In my online support groups, I read about grieving people being told to move on. This blows my mind! We will never move on. To move on is just to mask your grief, with typically horrible implications.

But there are tools to live with grief, so that our sadness doesn’t sabotage our physical or mental health or our relationships. Instead of ignoring our pain, we can use our sadness as a catalyst to help others, to simply be a person with empathy and the willingness to experience a full spectrum of emotions.

Grief is something that accumulates in our bodies. If we don’t face it, it will materialize into other issues. Recently I found some nodules on my thyroid. These are pretty common and I am having them tested for something serious. But a friend mentioned to me that they are often found in those that are grieving. In a way, they are basically a metaphor for the lump in my throat I feel each time I want to cry.

Have I been holding back my tears? Maybe a little. I somehow read an entire eulogy to Rett at his memorial without breaking down.

I’ve read that tears are our emotional perspiration. The body has many methods of detoxing, and like sweat and elimination, weeping is one. If you are interested, here’s how. My hopefully benign, health issue has made me realize the importance of my tears and I’m trying to be better at letting them flow.

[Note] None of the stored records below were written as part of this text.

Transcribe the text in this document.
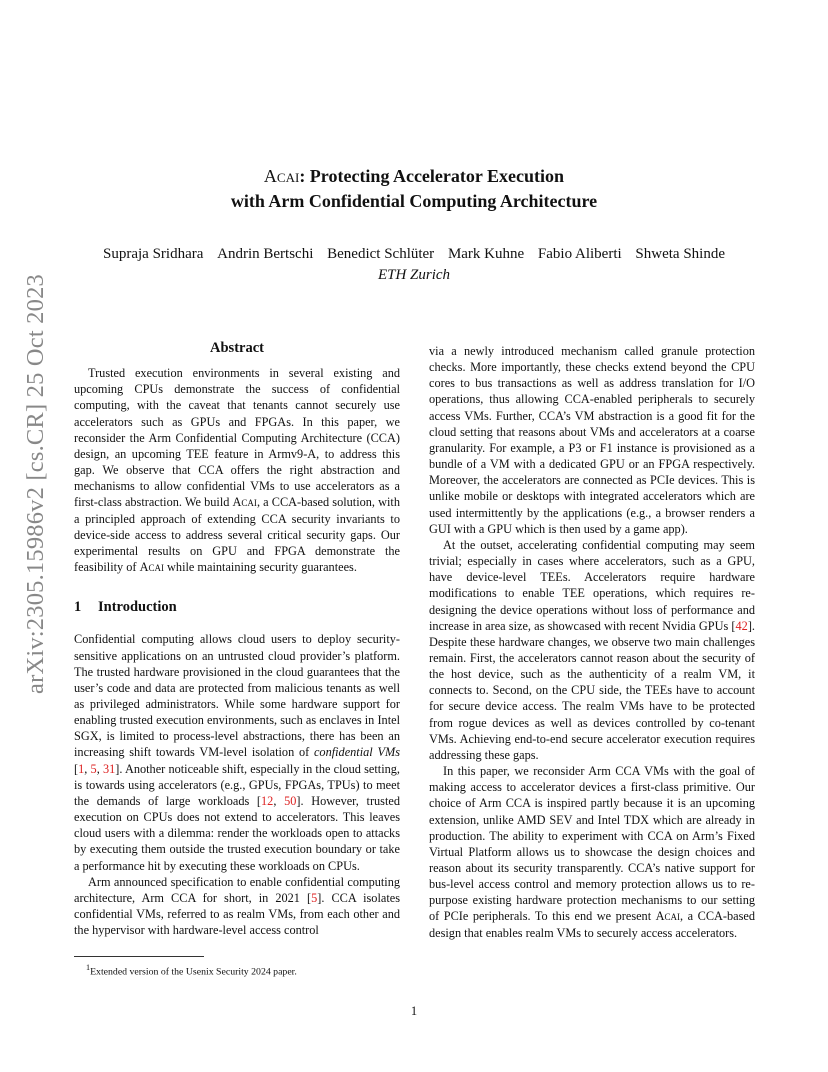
arXiv:2305.15986v2 [cs.CR] 25 Oct 2023
Acai: Protecting Accelerator Execution
with Arm Confidential Computing Architecture
Supraja Sridhara Andrin Bertschi Benedict Schlüter Mark Kuhne Fabio Aliberti Shweta Shinde
ETH Zurich
Abstract

Trusted execution environments in several existing and upcoming CPUs demonstrate the success of confidential computing, with the caveat that tenants cannot securely use accelerators such as GPUs and FPGAs. In this paper, we reconsider the Arm Confidential Computing Architecture (CCA) design, an upcoming TEE feature in Armv9-A, to address this gap. We observe that CCA offers the right abstraction and mechanisms to allow confidential VMs to use accelerators as a first-class abstraction. We build Acai, a CCA-based solution, with a principled approach of extending CCA security invariants to device-side access to address several critical security gaps. Our experimental results on GPU and FPGA demonstrate the feasibility of Acai while maintaining security guarantees.

1 Introduction

Confidential computing allows cloud users to deploy security-sensitive applications on an untrusted cloud provider’s platform. The trusted hardware provisioned in the cloud guarantees that the user’s code and data are protected from malicious tenants as well as privileged administrators. While some hardware support for enabling trusted execution environments, such as enclaves in Intel SGX, is limited to process-level abstractions, there has been an increasing shift towards VM-level isolation of confidential VMs [1, 5, 31]. Another noticeable shift, especially in the cloud setting, is towards using accelerators (e.g., GPUs, FPGAs, TPUs) to meet the demands of large workloads [12, 50]. However, trusted execution on CPUs does not extend to accelerators. This leaves cloud users with a dilemma: render the workloads open to attacks by executing them outside the trusted execution boundary or take a performance hit by executing these workloads on CPUs.

Arm announced specification to enable confidential computing architecture, Arm CCA for short, in 2021 [5]. CCA isolates confidential VMs, referred to as realm VMs, from each other and the hypervisor with hardware-level access control

via a newly introduced mechanism called granule protection checks. More importantly, these checks extend beyond the CPU cores to bus transactions as well as address translation for I/O operations, thus allowing CCA-enabled peripherals to securely access VMs. Further, CCA’s VM abstraction is a good fit for the cloud setting that reasons about VMs and accelerators at a coarse granularity. For example, a P3 or F1 instance is provisioned as a bundle of a VM with a dedicated GPU or an FPGA respectively. Moreover, the accelerators are connected as PCIe devices. This is unlike mobile or desktops with integrated accelerators which are used intermittently by the applications (e.g., a browser renders a GUI with a GPU which is then used by a game app).

At the outset, accelerating confidential computing may seem trivial; especially in cases where accelerators, such as a GPU, have device-level TEEs. Accelerators require hardware modifications to enable TEE operations, which requires re-designing the device operations without loss of performance and increase in area size, as showcased with recent Nvidia GPUs [42]. Despite these hardware changes, we observe two main challenges remain. First, the accelerators cannot reason about the security of the host device, such as the authenticity of a realm VM, it connects to. Second, on the CPU side, the TEEs have to account for secure device access. The realm VMs have to be protected from rogue devices as well as devices controlled by co-tenant VMs. Achieving end-to-end secure accelerator execution requires addressing these gaps.

In this paper, we reconsider Arm CCA VMs with the goal of making access to accelerator devices a first-class primitive. Our choice of Arm CCA is inspired partly because it is an upcoming extension, unlike AMD SEV and Intel TDX which are already in production. The ability to experiment with CCA on Arm’s Fixed Virtual Platform allows us to showcase the design choices and reason about its security transparently. CCA’s native support for bus-level access control and memory protection allows us to re-purpose existing hardware protection mechanisms to our setting of PCIe peripherals. To this end we present Acai, a CCA-based design that enables realm VMs to securely access accelerators.

$^1$Extended version of the Usenix Security 2024 paper.
1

Just last night I picked up one of my favorite books I used to read Rett, “Little Owl’s Night.” Waterworks ensued, followed by a sweet, consoling husband. It was a necessary sad moment for both of us—an effective purification.

Some grievers hate this phrase, but we often say, “Rett wants us to be happy.” We can feel his smiling, playful spirit—all it takes is daily intention and attention. But he also wants us to miss and remember him too, because that is what makes us feel whole and human. Simply, another gift we treasure from our son.

Another consolation never to offer a bereaved person is, “There is a reason for their passing. God needed another angel.” Once again we stray from the norm, because we are the first to admit there is SO MUCH MEANING behind Rett’s passing. We may still question why this happened to him, but we do not question whether Rett is doing God’s work and guiding us from afar.

I am still so new at this journey. And I don’t want to make it seem like I’ve got it all figured out. Who knows what year two will be like? I’ll have Rett’s little sister to care for and be grateful about. I’ve promised myself not to let our loss affect her life negatively. But I do want her to grow up knowing that it’s ok to feel sadness. And how being an empathetic person will cultivate love and acceptance in a world that can so often be disguised in ambivalence.

Christmas will be hard. Like every parent who’s missing a child from the picture, I’ll admit that. But I recognize the gifts of empathy, acceptance, and contentment Rett has given us, to gratefully place alongside our gift of sadness. This holiday, which can be so full of magic, may you all find a few non-material, life altering presents under your tree. May the twinkle of lights, the sparkle of snowflakes, and a flickering fire remind you of the spirits that surround us with their astral energy. And finally, may you shed a few empathetic tears in revelation of grief as a ubiquitous human experience that should never be quelled.